Hi, thanks!
Right - it’s an assumption about which searches are futile to continue, which is false but has two redeeming qualities: (1) it can’t be wrong enough to block a solution entirely, only at fixed depths, (2) statistically, it saves far more time than it wastes by making you re-search machines.
I doubt it, but it was a vast majority at all depths up to 9 (100% for power-of-2 depths).
Pretty much! For state i to be a “sink state” means DFA[i][0] == i && DFA[i][1] == i. (Consequence: if DFA[i][0] is known and DFA[i][1] is under construction, you can’t be sure i is a sink but you might be sure it isn’t.)
The Rust code computes this power-of-2 bound by extracting the high bit of n, tracks the run of non-sink-states starting at i=0, and rejects the DFA (same as if ExtendNFA returned false) if the count exceeds the power-of-2 bound. For fear of off-by-one errors I confirm that “the count” is e.g. 1 if the run is from i=0 to i=0 inclusive.

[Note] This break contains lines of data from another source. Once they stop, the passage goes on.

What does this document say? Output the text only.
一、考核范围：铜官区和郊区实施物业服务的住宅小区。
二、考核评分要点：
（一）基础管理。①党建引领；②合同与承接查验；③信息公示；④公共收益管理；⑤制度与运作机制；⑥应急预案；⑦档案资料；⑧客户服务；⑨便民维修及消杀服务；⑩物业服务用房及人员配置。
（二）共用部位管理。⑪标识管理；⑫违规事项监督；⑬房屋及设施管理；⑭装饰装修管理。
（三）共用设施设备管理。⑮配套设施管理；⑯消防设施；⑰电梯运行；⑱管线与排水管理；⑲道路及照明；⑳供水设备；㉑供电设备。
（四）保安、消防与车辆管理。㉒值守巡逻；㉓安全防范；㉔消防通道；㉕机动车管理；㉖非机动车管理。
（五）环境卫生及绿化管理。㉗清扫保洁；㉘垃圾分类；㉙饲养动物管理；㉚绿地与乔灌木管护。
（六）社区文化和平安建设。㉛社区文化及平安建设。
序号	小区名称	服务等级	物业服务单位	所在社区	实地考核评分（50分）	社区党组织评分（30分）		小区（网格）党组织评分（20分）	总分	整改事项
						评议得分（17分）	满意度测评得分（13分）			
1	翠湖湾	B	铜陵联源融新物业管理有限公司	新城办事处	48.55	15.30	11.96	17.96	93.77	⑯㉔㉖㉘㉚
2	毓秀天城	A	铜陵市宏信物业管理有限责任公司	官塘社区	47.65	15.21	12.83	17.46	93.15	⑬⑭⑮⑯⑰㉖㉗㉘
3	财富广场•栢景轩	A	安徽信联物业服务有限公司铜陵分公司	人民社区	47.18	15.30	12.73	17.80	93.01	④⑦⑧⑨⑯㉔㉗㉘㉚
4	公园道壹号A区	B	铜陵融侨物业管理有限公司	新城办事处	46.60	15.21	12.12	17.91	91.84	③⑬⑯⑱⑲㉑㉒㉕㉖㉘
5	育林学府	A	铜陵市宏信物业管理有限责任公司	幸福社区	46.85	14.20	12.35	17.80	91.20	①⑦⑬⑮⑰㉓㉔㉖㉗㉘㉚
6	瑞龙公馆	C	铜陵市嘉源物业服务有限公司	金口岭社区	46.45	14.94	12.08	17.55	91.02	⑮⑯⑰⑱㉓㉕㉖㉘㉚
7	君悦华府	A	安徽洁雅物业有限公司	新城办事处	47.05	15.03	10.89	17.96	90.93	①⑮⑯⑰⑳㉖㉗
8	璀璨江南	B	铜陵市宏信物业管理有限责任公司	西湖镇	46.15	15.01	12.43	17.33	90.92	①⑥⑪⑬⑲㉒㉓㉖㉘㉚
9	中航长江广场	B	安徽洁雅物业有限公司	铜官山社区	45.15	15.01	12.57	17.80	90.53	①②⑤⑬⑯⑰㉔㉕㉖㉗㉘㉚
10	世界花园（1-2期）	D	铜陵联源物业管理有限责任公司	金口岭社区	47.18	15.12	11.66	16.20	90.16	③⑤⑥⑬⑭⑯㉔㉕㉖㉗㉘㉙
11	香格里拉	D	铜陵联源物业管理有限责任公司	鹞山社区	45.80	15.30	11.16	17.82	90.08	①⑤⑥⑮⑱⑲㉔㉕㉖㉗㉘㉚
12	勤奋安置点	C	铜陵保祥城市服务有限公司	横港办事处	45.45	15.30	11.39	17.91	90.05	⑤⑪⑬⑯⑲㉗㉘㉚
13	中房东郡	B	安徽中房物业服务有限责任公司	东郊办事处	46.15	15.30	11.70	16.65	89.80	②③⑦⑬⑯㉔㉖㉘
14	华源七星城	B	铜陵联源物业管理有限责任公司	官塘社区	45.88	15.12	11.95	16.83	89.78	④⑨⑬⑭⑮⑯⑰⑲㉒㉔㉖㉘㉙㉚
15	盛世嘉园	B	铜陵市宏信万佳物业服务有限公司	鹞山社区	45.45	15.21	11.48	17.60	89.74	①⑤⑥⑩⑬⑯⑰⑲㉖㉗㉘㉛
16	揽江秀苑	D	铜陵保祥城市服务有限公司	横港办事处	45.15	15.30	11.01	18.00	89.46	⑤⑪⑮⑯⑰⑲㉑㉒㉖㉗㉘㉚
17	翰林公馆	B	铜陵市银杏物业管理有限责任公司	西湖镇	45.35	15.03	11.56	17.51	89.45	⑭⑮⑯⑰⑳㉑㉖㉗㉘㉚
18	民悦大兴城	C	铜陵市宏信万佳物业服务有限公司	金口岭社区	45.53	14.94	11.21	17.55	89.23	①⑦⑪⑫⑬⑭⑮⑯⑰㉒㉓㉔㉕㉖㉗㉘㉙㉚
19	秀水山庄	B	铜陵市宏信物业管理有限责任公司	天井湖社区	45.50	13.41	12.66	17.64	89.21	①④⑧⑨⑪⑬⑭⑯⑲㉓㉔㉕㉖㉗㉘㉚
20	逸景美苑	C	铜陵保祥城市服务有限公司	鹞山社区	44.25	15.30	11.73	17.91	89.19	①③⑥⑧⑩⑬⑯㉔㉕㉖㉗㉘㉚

This same debate arose in HS acceptance discussions. To summarize: this thread and sub-forum is the place to debate that. I think everyone’s trying to set fair and non-dogmatic rules, just with varying ideas about what balance to strike. I’ll say this, though: when it’s practical, it’s very clean for the BB challenge’s ultimate work product to say: “we followed the method described here, deciding 1,234,567 of the remaining machines, and so can you, and nothing more needs to be said about those machines.”
I can’t find the quote right now, but I think even cosmo was open to shifting to a proof-data approach – but for a small machine population.
Drat. I wasn’t really expecting it to work, but you’d already beaten my expectations, so I was hoping.